Measure (closed cell volume + resin volume). Then, the closed cell rate = (volume B-weight / resin density) / (volume A-weight / resin density) is calculated.

[0052]

EFFECTS OF THE INVENTION Since the foam according to the present invention is constructed as described above, it is not bulky and is excellent in transportability and workability, and the shape recovery time can be freely controlled. Further, the method for producing a foam according to the present invention can produce the foam with high productivity.

[Brief description of the drawings]

FIG. 1 is an explanatory diagram illustrating a direction in which a vent hole of a foam body according to the present invention is formed.

2A and 2B schematically show the state of the foam according to the present invention before contraction or after shape recovery. FIG. 2A is a plan view and FIG. 2B is a sectional view.
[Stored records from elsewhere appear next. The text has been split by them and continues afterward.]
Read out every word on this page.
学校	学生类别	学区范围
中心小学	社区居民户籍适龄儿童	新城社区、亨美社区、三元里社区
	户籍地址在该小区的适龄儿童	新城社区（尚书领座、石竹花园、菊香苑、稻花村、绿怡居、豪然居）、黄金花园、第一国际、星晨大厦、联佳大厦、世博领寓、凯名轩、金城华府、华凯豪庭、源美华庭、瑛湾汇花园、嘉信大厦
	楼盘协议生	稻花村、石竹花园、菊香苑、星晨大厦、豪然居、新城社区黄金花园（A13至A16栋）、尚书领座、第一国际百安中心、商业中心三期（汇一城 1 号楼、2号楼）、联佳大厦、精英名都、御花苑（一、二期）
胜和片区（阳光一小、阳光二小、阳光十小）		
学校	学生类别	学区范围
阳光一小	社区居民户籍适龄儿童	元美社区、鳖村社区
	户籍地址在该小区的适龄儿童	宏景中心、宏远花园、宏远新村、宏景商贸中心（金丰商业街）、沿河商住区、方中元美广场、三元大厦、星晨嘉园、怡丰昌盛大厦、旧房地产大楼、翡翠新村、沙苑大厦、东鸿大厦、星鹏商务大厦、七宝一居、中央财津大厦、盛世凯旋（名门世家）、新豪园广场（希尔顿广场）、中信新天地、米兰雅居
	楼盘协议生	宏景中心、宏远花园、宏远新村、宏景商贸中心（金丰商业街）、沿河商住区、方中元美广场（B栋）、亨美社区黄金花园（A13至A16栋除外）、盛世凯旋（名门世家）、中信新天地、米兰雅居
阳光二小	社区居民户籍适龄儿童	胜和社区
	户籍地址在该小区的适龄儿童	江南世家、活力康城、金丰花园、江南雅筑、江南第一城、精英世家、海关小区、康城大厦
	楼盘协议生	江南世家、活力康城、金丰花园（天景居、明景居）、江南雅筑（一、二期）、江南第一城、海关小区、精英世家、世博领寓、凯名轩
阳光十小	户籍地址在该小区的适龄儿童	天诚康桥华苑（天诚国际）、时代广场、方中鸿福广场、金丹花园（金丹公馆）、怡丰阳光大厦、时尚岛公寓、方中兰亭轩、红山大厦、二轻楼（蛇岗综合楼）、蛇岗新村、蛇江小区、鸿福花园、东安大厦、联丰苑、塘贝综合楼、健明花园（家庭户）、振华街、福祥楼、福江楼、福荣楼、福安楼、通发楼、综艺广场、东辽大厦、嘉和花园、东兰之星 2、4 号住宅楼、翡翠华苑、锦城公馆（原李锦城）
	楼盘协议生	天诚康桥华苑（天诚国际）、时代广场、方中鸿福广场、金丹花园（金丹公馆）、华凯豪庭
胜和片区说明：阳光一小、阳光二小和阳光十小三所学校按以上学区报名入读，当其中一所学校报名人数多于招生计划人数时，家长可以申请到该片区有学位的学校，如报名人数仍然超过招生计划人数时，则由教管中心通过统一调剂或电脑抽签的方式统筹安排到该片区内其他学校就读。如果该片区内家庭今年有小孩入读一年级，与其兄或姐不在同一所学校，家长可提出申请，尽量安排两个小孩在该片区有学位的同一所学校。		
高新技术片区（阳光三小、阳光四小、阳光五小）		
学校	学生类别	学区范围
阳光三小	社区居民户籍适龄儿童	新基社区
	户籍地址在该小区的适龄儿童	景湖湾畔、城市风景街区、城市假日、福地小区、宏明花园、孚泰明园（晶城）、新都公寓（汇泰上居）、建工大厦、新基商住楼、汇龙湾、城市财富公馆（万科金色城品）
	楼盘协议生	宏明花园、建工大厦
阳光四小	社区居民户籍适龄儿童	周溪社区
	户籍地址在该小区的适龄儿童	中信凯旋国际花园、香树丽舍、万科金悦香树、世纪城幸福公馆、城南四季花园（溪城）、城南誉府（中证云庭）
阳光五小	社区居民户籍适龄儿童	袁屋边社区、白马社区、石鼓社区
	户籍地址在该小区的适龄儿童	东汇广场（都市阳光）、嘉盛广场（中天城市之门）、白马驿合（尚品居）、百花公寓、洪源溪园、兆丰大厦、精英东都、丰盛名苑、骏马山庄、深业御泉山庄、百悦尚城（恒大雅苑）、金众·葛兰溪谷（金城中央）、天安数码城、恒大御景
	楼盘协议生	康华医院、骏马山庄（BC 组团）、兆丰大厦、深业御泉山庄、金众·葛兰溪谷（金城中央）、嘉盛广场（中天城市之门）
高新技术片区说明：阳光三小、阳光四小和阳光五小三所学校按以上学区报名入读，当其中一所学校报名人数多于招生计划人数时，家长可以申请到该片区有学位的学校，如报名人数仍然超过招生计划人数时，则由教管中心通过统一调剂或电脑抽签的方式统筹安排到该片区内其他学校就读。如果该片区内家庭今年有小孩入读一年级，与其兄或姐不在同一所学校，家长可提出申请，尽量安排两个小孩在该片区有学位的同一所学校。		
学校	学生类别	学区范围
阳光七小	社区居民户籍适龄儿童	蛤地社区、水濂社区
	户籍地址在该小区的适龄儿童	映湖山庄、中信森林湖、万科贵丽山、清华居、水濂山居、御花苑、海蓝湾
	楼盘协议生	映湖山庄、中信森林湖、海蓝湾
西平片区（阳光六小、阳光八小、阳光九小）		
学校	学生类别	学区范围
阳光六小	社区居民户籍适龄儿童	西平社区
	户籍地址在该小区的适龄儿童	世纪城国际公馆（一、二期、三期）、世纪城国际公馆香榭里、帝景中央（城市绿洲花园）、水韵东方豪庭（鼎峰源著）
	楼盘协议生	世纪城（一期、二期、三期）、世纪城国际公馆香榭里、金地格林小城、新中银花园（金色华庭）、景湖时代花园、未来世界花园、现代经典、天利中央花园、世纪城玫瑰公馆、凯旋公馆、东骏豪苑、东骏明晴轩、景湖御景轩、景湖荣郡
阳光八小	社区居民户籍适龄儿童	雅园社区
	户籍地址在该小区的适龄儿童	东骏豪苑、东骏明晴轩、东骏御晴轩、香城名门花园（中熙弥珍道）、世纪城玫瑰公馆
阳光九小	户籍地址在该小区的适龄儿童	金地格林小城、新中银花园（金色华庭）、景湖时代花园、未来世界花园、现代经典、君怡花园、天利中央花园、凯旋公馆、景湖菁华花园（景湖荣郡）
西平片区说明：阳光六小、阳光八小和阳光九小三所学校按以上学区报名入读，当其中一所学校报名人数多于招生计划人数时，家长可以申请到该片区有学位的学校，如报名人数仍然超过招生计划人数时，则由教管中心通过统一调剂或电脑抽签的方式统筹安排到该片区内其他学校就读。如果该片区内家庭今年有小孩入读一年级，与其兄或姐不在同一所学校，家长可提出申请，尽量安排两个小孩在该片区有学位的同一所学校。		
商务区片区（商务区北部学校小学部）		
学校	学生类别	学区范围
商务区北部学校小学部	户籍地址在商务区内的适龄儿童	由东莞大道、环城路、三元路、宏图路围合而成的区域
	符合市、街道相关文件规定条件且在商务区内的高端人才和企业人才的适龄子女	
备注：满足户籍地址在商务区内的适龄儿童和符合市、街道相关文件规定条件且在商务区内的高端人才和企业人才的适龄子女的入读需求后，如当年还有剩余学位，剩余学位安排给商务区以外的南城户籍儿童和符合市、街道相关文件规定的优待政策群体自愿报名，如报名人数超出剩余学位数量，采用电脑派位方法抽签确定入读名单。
FIG. 3 is a cross-sectional view schematically showing a contracted state of the foam body of FIG.

[Explanation of symbols]

 1 Foam 11 Pore (Ventilation Path) 12 Surface 13 Closed Cell

Claims (2)

[Claims] 1. A foam having a delayed shape recovery property, wherein an air passage reaching from a surface of the foam to desired closed cells inside is provided at a desired position. 2. The method according to claim 1, further comprising a step of forming a ventilation passage in a desired portion of the raw material foam, and a step of shrinking the raw material foam within an elastic deformation region of a resin forming the raw material foam. The method for producing a foam according to 1.